I knew the fall of civilisation was imminent back in 1995 when I was working as one of the 27 launch managers for the new, at the time, Vauxhall Vectra (or as the Director of Marketing insisted, "The new Vectra from Vauxhall". Bridge or borough he never did clarify). Driving one of the only 50 or so in existence to my designated 25 dealers one by one across the North East of England during the September of that year was a better buzz than if I'd been driving a Rolls Royce.

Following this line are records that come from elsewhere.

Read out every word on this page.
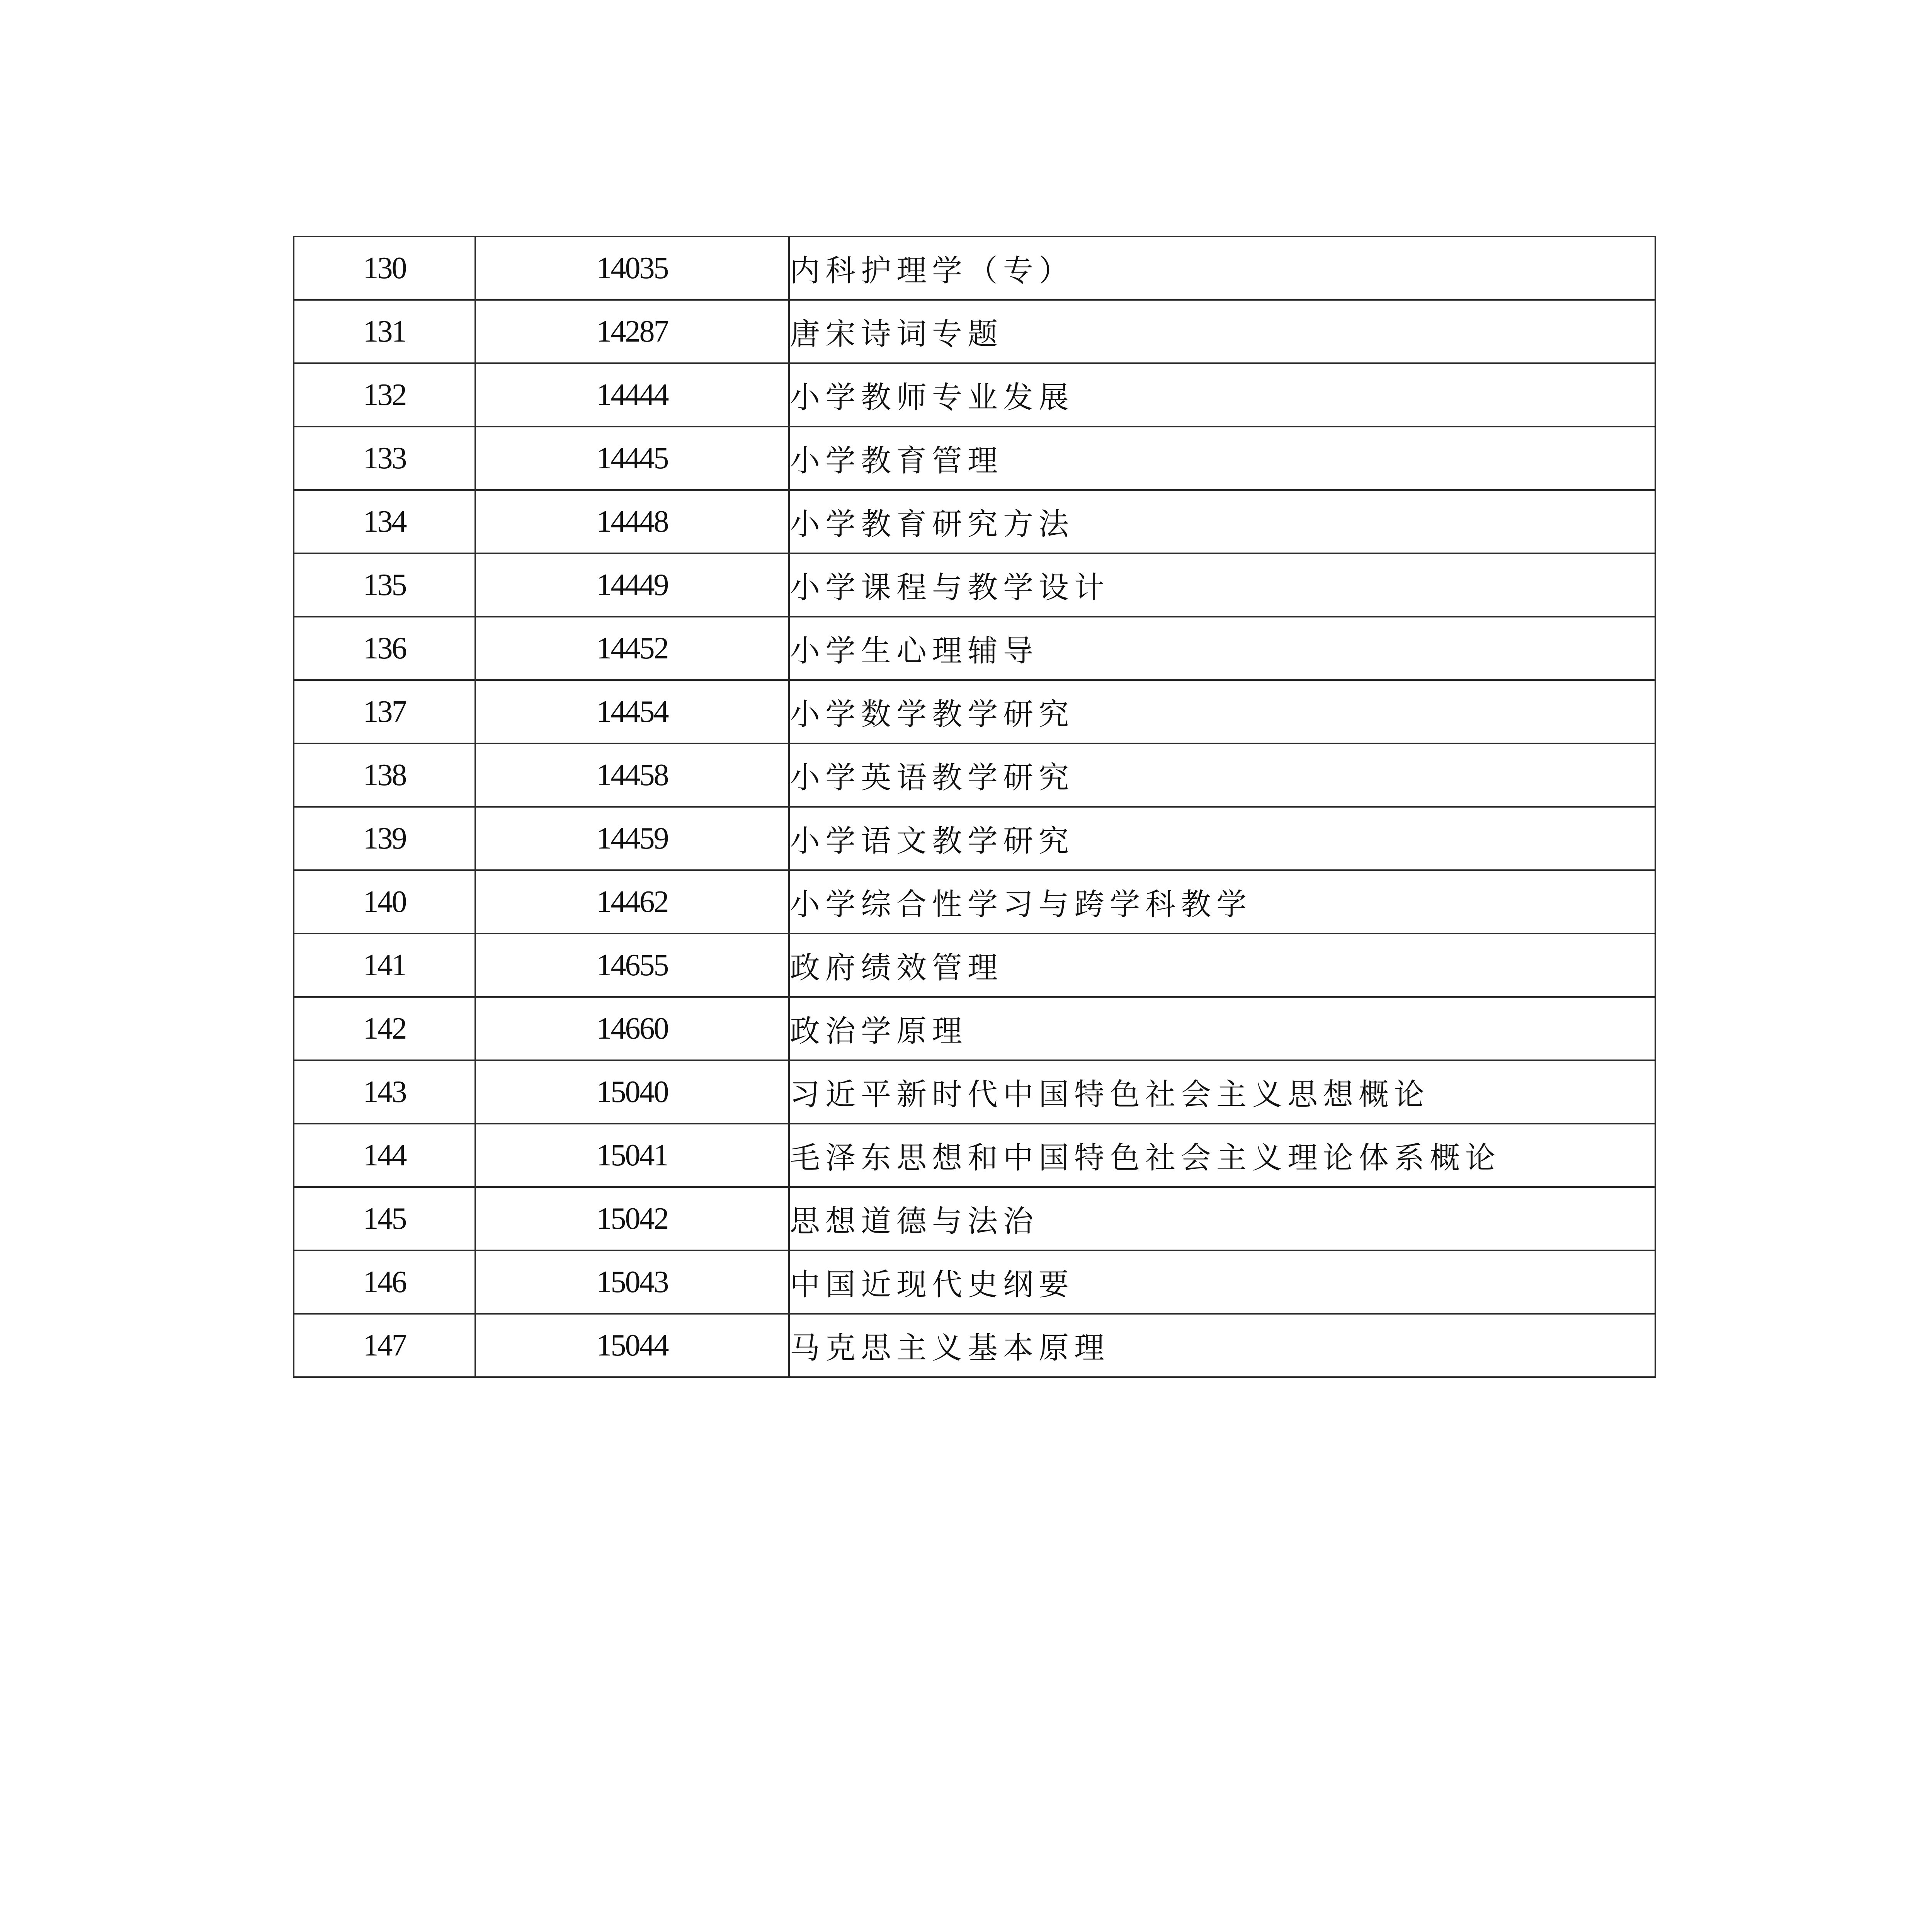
130	14035	内科护理学（专）
131	14287	唐宋诗词专题
132	14444	小学教师专业发展
133	14445	小学教育管理
134	14448	小学教育研究方法
135	14449	小学课程与教学设计
136	14452	小学生心理辅导
137	14454	小学数学教学研究
138	14458	小学英语教学研究
139	14459	小学语文教学研究
140	14462	小学综合性学习与跨学科教学
141	14655	政府绩效管理
142	14660	政治学原理
143	15040	习近平新时代中国特色社会主义思想概论
144	15041	毛泽东思想和中国特色社会主义理论体系概论
145	15042	思想道德与法治
146	15043	中国近现代史纲要
147	15044	马克思主义基本原理
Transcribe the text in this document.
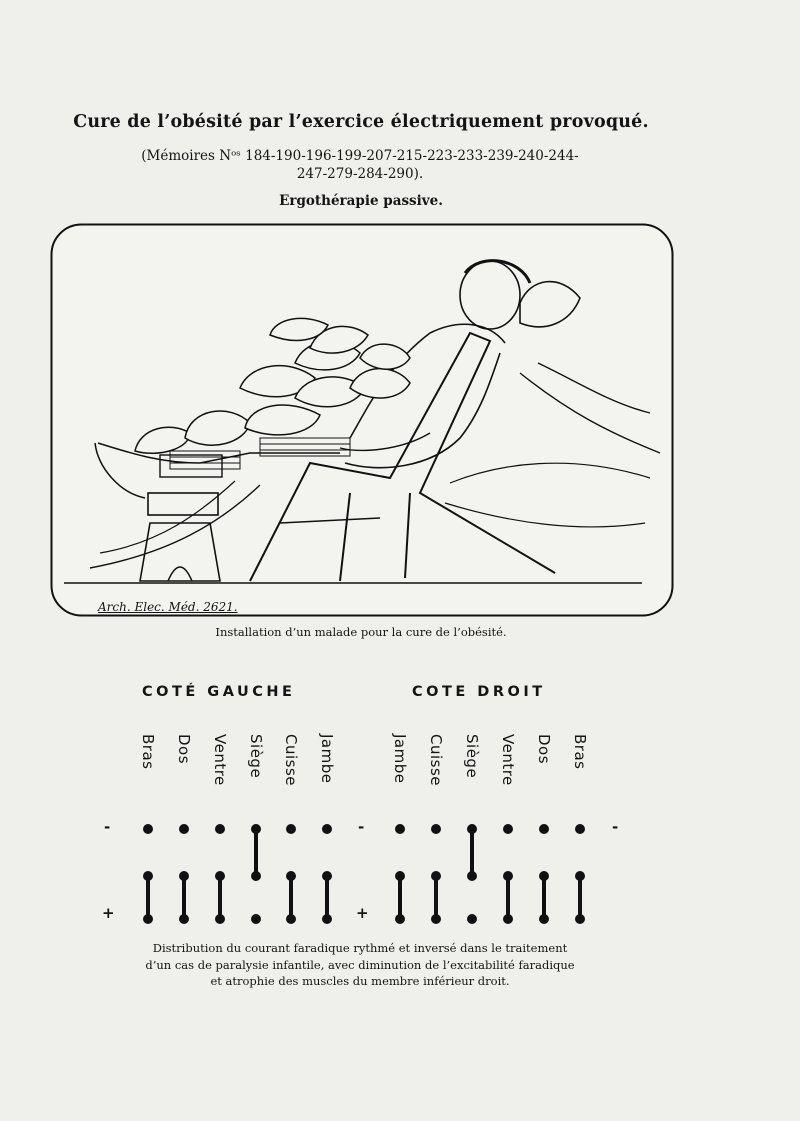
Cure de l’obésité par l’exercice électriquement provoqué.
(Mémoires Nᵒˢ 184-190-196-199-207-215-223-233-239-240-244-
247-279-284-290).
Ergothérapie passive.
Arch. Elec. Méd. 2621.
Installation d’un malade pour la cure de l’obésité.
COTÉ GAUCHE	COTE DROIT
Bras Dos Ventre Siège Cuisse Jambe	Jambe Cuisse Siège Ventre Dos Bras
-	-	-
+	+
Distribution du courant faradique rythmé et inversé dans le traitement
d’un cas de paralysie infantile, avec diminution de l’excitabilité faradique
et atrophie des muscles du membre inférieur droit.
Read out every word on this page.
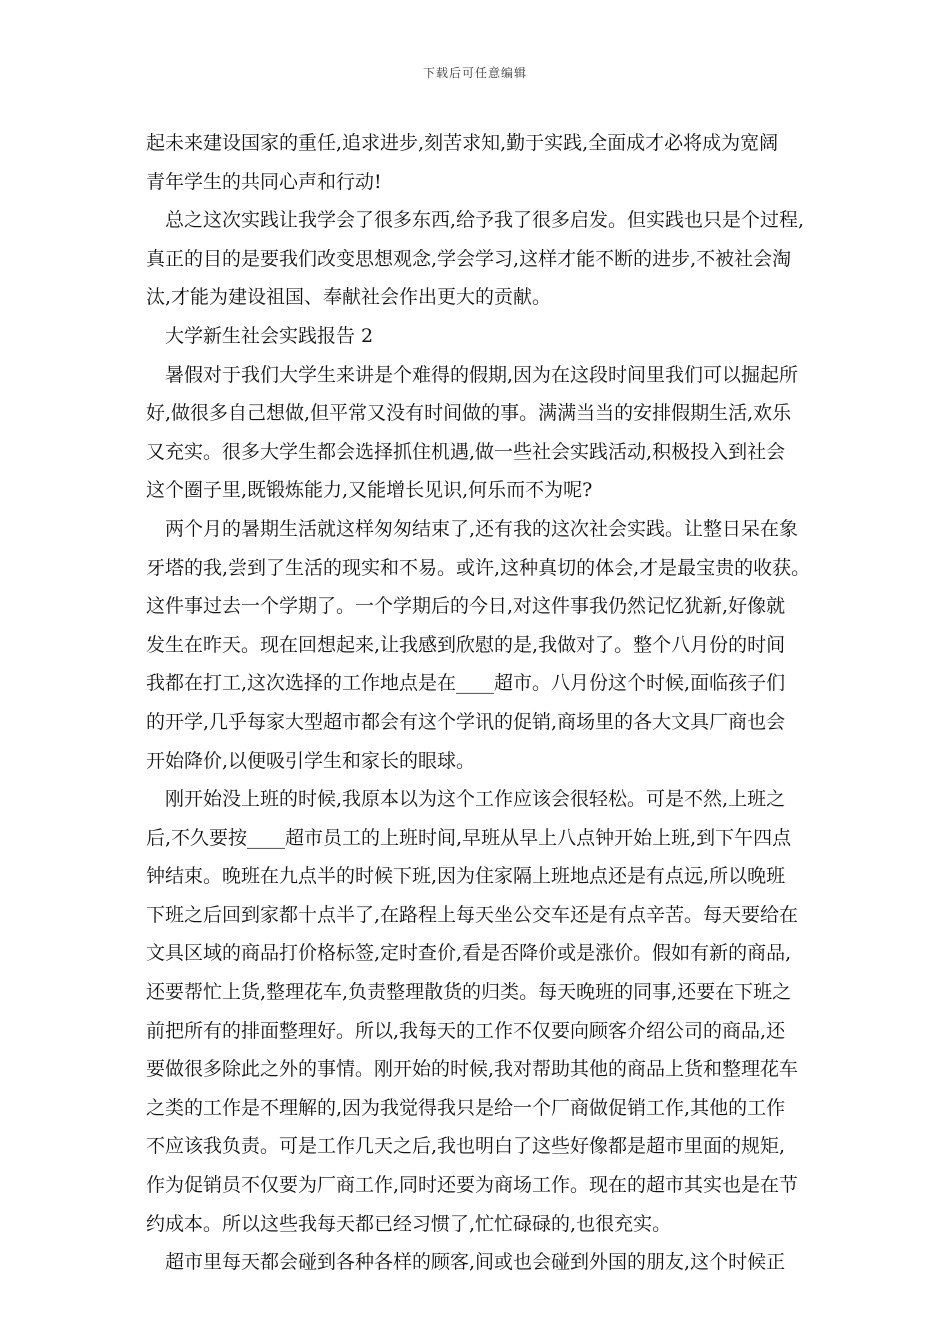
下载后可任意编辑
起未来建设国家的重任,追求进步,刻苦求知,勤于实践,全面成才必将成为宽阔
青年学生的共同心声和行动!
总之这次实践让我学会了很多东西,给予我了很多启发。但实践也只是个过程,
真正的目的是要我们改变思想观念,学会学习,这样才能不断的进步,不被社会淘
汰,才能为建设祖国、奉献社会作出更大的贡献。
大学新生社会实践报告 2
暑假对于我们大学生来讲是个难得的假期,因为在这段时间里我们可以掘起所
好,做很多自己想做,但平常又没有时间做的事。满满当当的安排假期生活,欢乐
又充实。很多大学生都会选择抓住机遇,做一些社会实践活动,积极投入到社会
这个圈子里,既锻炼能力,又能增长见识,何乐而不为呢?
两个月的暑期生活就这样匆匆结束了,还有我的这次社会实践。让整日呆在象
牙塔的我,尝到了生活的现实和不易。或许,这种真切的体会,才是最宝贵的收获。
这件事过去一个学期了。一个学期后的今日,对这件事我仍然记忆犹新,好像就
发生在昨天。现在回想起来,让我感到欣慰的是,我做对了。整个八月份的时间
我都在打工,这次选择的工作地点是在____超市。八月份这个时候,面临孩子们
的开学,几乎每家大型超市都会有这个学讯的促销,商场里的各大文具厂商也会
开始降价,以便吸引学生和家长的眼球。
刚开始没上班的时候,我原本以为这个工作应该会很轻松。可是不然,上班之
后,不久要按____超市员工的上班时间,早班从早上八点钟开始上班,到下午四点
钟结束。晚班在九点半的时候下班,因为住家隔上班地点还是有点远,所以晚班
下班之后回到家都十点半了,在路程上每天坐公交车还是有点辛苦。每天要给在
文具区域的商品打价格标签,定时查价,看是否降价或是涨价。假如有新的商品,
还要帮忙上货,整理花车,负责整理散货的归类。每天晚班的同事,还要在下班之
前把所有的排面整理好。所以,我每天的工作不仅要向顾客介绍公司的商品,还
要做很多除此之外的事情。刚开始的时候,我对帮助其他的商品上货和整理花车
之类的工作是不理解的,因为我觉得我只是给一个厂商做促销工作,其他的工作
不应该我负责。可是工作几天之后,我也明白了这些好像都是超市里面的规矩,
作为促销员不仅要为厂商工作,同时还要为商场工作。现在的超市其实也是在节
约成本。所以这些我每天都已经习惯了,忙忙碌碌的,也很充实。
超市里每天都会碰到各种各样的顾客,间或也会碰到外国的朋友,这个时候正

And then it was all shattered. Vauxhall gave Jeremy Clarkson a Vectra to road test. And the only thing he saw fit to mention was the "atomic" clock. The small, green four-figure display clock built into the car's dashboard that synced via, I think it was, General Motors' OnStar system, to the nearest available atomic clock, meaning that it was more accurate than something that was really accurate. And not only that, but for those willing to, they could sit in their car and watch the clock magically and automatically go back/forward itself on the dot of the GMT change at 2am in the morning twice a year.

However, the non-peasants were revolting. Rolls-Royce, not known for making rustbucket rattlers, had the gentrified classes swallowing their monocles from shock when they introduced a digital clock into their Phantom. So loud was the rattling of bottles of Bollinger in the ice bucket and the crash of falling shooting sticks as their customers fell over from shock and sheer weight of laundered money in their pockets, that Bayerische Motoren Werke AG relented and went back to an analogue version (driven by the car's electrics, so just digital without the digitalness).

Ironically, current battery analogue watches don't really differ from one another apart from name. Opening a wristwatch from one of the "high" fashion brands (not mentioning any names, but you know the type) to change the battery reveals almost the same Chinese innards as you find in a cheap thriftshop watch, alright, perhaps a little more refined (a nicely-honed battery compartment as opposed to one with a plastic nipple affair that snaps off when you replace the battery. But the electronics - the wound copper "thingy", the circuit board, well they're all the same. Maybe a bit more gold-plating in the more expensive watch, but that's about it. So whether you pay £550 or £4, you'll need a scientist to find the difference between the innards.

Despite all the digitisation and precise atomic timing, these fantastic timepieces still do not facilitate, for example, a family get together timed for 11am on a Sunday. Someone one arrives at 10:45 while the daughter inevitably arrives at 11:20. And a straggler at 11:45. Yes, all that digital power and prescience to the second, yet people, humans, cannot keep to the time on the readout.

Meanwhile, your dog trots along at 5pm each evening without prompting, fail or the ability to read the time, knowing it's their dinner time.